Let’s first see how to create and train a TRL from scratch

import tltorch
import torch
from torch import nn
import numpy as np
input_shape = (4, 5)
output_shape = (6, 2)
batch_size = 2

device = 'cpu'

x = torch.randn((batch_size,) + input_shape,
                dtype=torch.float32, device=device)
trl = tltorch.TuckerTRL(input_shape, output_shape, rank='same')
result = trl(x)

From a Linear layer

You can also train a TRL from a Linear layer, by learning the pooling as part of the TRL. Imagine you have an exciting blog with a flattening layer followed by fully-connected layer:

in_features = 10
out_features = 12
batch_size = 2
spatial_size = 4
in_rank = 10
out_rank = 12
class Block(nn.Module):
    def __init__(self, in_features, out_features):
        super().__init__()
        self.pooling = nn.AdaptiveAvgPool2d((1, 1))
        self.fc = nn.Linear(in_features, out_features, bias=False)

    def forward(self, x):
        x = self.pooling(x)
        x = x.squeeze()
        x = self.fc(x)
        return x
block = Block(in_features, out_features)

You can replace this block with a TRL that will initially return approximately the same result:

trl = tltorch.TuckerTRL((in_features, spatial_size, spatial_size), # input shape
                (out_features, ), # output shape
                rank=(in_features, 1, 1, out_features),#full rank
                project_input=True) # More efficient computation
trl.init_from_linear(block.fc.weight, None, pooling_modes=(1, 2))

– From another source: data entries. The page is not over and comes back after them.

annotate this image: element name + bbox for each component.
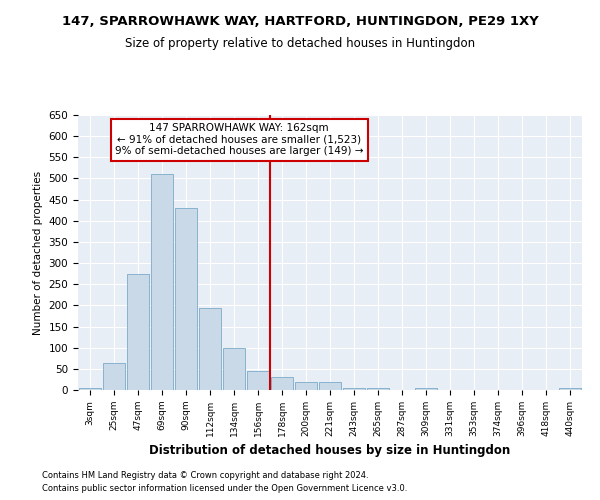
Bar — [103, 362, 125, 390]
Y-axis label: Number of detached properties: Number of detached properties — [33, 170, 43, 334]
Bar — [199, 308, 221, 390]
Bar — [295, 382, 317, 390]
Bar — [271, 378, 293, 390]
Bar — [223, 348, 245, 390]
Bar — [319, 382, 341, 390]
Text: Contains public sector information licensed under the Open Government Licence v3: Contains public sector information licen… — [42, 484, 407, 493]
Bar — [367, 388, 389, 390]
Bar — [151, 174, 173, 390]
Bar — [175, 208, 197, 390]
Text: Contains HM Land Registry data © Crown copyright and database right 2024.: Contains HM Land Registry data © Crown c… — [42, 470, 368, 480]
Bar — [79, 388, 101, 390]
Bar — [559, 388, 581, 390]
Text: 147 SPARROWHAWK WAY: 162sqm
← 91% of detached houses are smaller (1,523)
9% of s: 147 SPARROWHAWK WAY: 162sqm ← 91% of det… — [115, 123, 364, 156]
Bar — [343, 388, 365, 390]
X-axis label: Distribution of detached houses by size in Huntingdon: Distribution of detached houses by size … — [149, 444, 511, 458]
Text: 147, SPARROWHAWK WAY, HARTFORD, HUNTINGDON, PE29 1XY: 147, SPARROWHAWK WAY, HARTFORD, HUNTINGD… — [62, 15, 538, 28]
Text: Size of property relative to detached houses in Huntingdon: Size of property relative to detached ho… — [125, 38, 475, 51]
Bar — [247, 371, 269, 390]
Bar — [415, 388, 437, 390]
Bar — [127, 274, 149, 390]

Let’s try it with some dummy data. We first create a random batch of 3D samples (with each in_features channel and spatial size spatial_size x spatial_size):

data = torch.randn((batch_size, in_features, spatial_size, spatial_size))

We can pass the data through our flattening block…

res_block = block(data)

and through our TRL

res_trl = trl(data)

Let’s now print the result

res_block
tensor([[-0.1229, -0.1147, -0.1640,  0.1309, -0.1184, -0.0184, -0.1059,  0.0704,
          0.0293,  0.1542,  0.0767, -0.0413],
        [-0.0451, -0.0278,  0.1947,  0.0358,  0.0316, -0.0535,  0.1365,  0.0663,
         -0.1503, -0.0498,  0.0643, -0.2299]], grad_fn=<MmBackward>)
res_trl
tensor([[-0.1229, -0.1147, -0.1640,  0.1309, -0.1184, -0.0184, -0.1059,  0.0704,
          0.0293,  0.1542,  0.0767, -0.0413],
        [-0.0451, -0.0278,  0.1947,  0.0358,  0.0316, -0.0535,  0.1365,  0.0663,
         -0.1503, -0.0498,  0.0643, -0.2299]], grad_fn=<ViewBackward>)

As you can see, they are pretty much the same!

Let’s verify that:

from tensorly import testing
testing.assert_array_almost_equal(res_trl, res_block, decimal=4)